Hi-fidelity prototype
Our final prototype was created using InVision:
Future Considerations
To expand on the current design and incorporate the client’s other ideas, here are some of the future considerations for the Cool It app:
- Catering the content to different age groups to ensure users have specific, actionable content (i.e. what elementary school students can do independently versus adults)
- Including a parental verification step for younger students. The paper-based booklet requires parents to initial that the student has done the sustainable activity.
- Limiting the frequency that a user can complete the same activity, in order to discourage users from only repeating easy tasks, and encourage them to discover more ways to be sustainable.
- Adding more social aspects to the app — ex. adding people to your circle, creating contests with your friends, sharing photos of sustainable activities to share ideas.
- Daily challenges — ex. quizzes to get bonus points

Next steps
During the sprint, we presented our in-progress prototype to our neighbouring App Development class. The purpose is for them to understand the context and complexity of the app, in order to assess whether the app can/should be built in-house at Red Academy
— and it was selected!
At the end of the three weeks, we presented the final prototype to our client. She was very pleased with our work and was thrilled to hear that it was selected for development.

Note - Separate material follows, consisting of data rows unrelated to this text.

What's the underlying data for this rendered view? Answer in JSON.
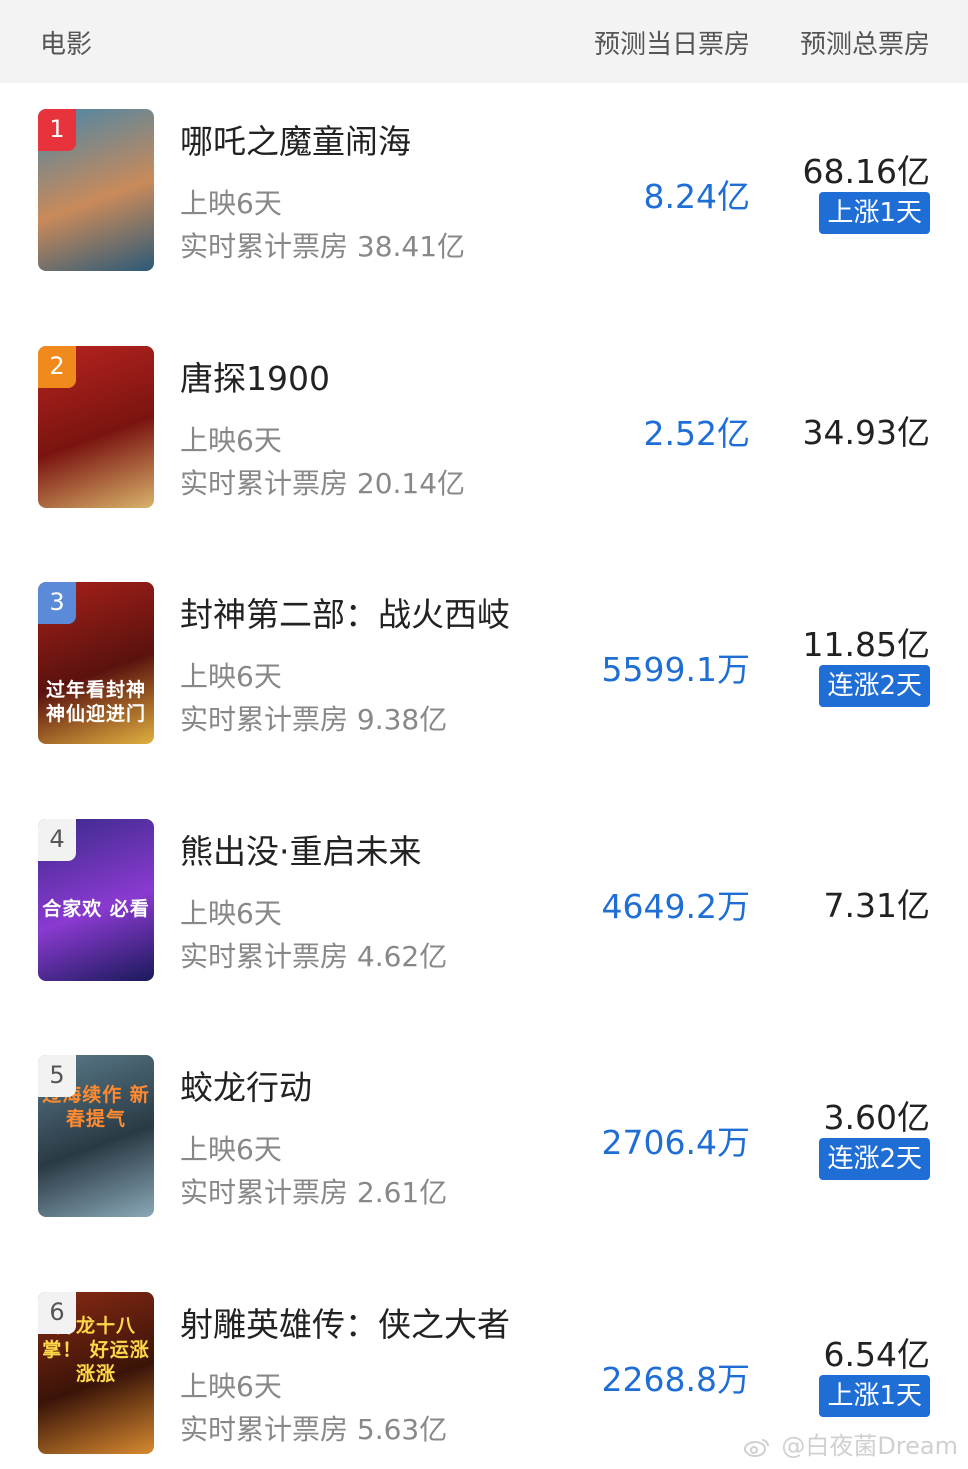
{
  "header": {
    "title": "电影",
    "col_daily": "预测当日票房",
    "col_total": "预测总票房"
  },
  "movies": [
    {
      "rank": "1",
      "title": "哪吒之魔童闹海",
      "days": "上映6天",
      "cumulative": "实时累计票房 38.41亿",
      "daily": "8.24亿",
      "total": "68.16亿",
      "badge": "上涨1天",
      "poster_colors": [
        "#4a86a8",
        "#c98a5a",
        "#2c5a78"
      ]
    },
    {
      "rank": "2",
      "title": "唐探1900",
      "days": "上映6天",
      "cumulative": "实时累计票房 20.14亿",
      "daily": "2.52亿",
      "total": "34.93亿",
      "badge": "",
      "poster_colors": [
        "#b8231f",
        "#7a1410",
        "#d9b36a"
      ]
    },
    {
      "rank": "3",
      "title": "封神第二部：战火西岐",
      "days": "上映6天",
      "cumulative": "实时累计票房 9.38亿",
      "daily": "5599.1万",
      "total": "11.85亿",
      "badge": "连涨2天",
      "poster_colors": [
        "#a8201a",
        "#5a120e",
        "#e0b040"
      ],
      "poster_caption": "过年看封神 神仙迎进门"
    },
    {
      "rank": "4",
      "title": "熊出没·重启未来",
      "days": "上映6天",
      "cumulative": "实时累计票房 4.62亿",
      "daily": "4649.2万",
      "total": "7.31亿",
      "badge": "",
      "poster_colors": [
        "#3a2a8a",
        "#8a3ad0",
        "#1a1a5a"
      ],
      "poster_caption": "合家欢 必看"
    },
    {
      "rank": "5",
      "title": "蛟龙行动",
      "days": "上映6天",
      "cumulative": "实时累计票房 2.61亿",
      "daily": "2706.4万",
      "total": "3.60亿",
      "badge": "连涨2天",
      "poster_colors": [
        "#5a7a8a",
        "#2a3a44",
        "#8aa8b8"
      ],
      "poster_caption": "过海续作 新春提气"
    },
    {
      "rank": "6",
      "title": "射雕英雄传：侠之大者",
      "days": "上映6天",
      "cumulative": "实时累计票房 5.63亿",
      "daily": "2268.8万",
      "total": "6.54亿",
      "badge": "上涨1天",
      "poster_colors": [
        "#8a2a14",
        "#3a1408",
        "#d88a30"
      ],
      "poster_caption": "降龙十八掌！ 好运涨涨涨"
    }
  ],
  "watermark": "@白夜菌Dream"
}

Reflection: Collaboration with Client, UI, Devs
Upon reflecting on this project, the successes, and the hiccups along the way, I realized that open communication was the glue that kept all parties together.
From day one, we were upfront with the client about what we can achieve in 3 weeks. When we took a different design direction, we scheduled a Zoom call to get her buy-in and make sure we’re on the same page.
Within the design team, we held daily scrums, openly shared our work in progress, and discussed the challenges we’re facing. We passed on draft mid-fi screens to the UI team so they can start playing around with different designs. We let them know asap if we needed a new icon and got their input on whether a new graphic is worth the effort.
With the Devs, we marched in a couple of times (at their convenience) to explain the inputs and outputs of the GHG calculator so they can tell us what it means when the app is connected to a database. This prevented us from going down a rabbit hole for a design that isn’t doable from a technical perspective.
There is definitely room for improvement in our prototype, and moving the app to the development stage is going to uncover some missing elements (ex. screens beyond our main flow, such as empty states, account settings screen, etc.) but I am excited to collab with the Devs and see the impact of the Cool It app in BC.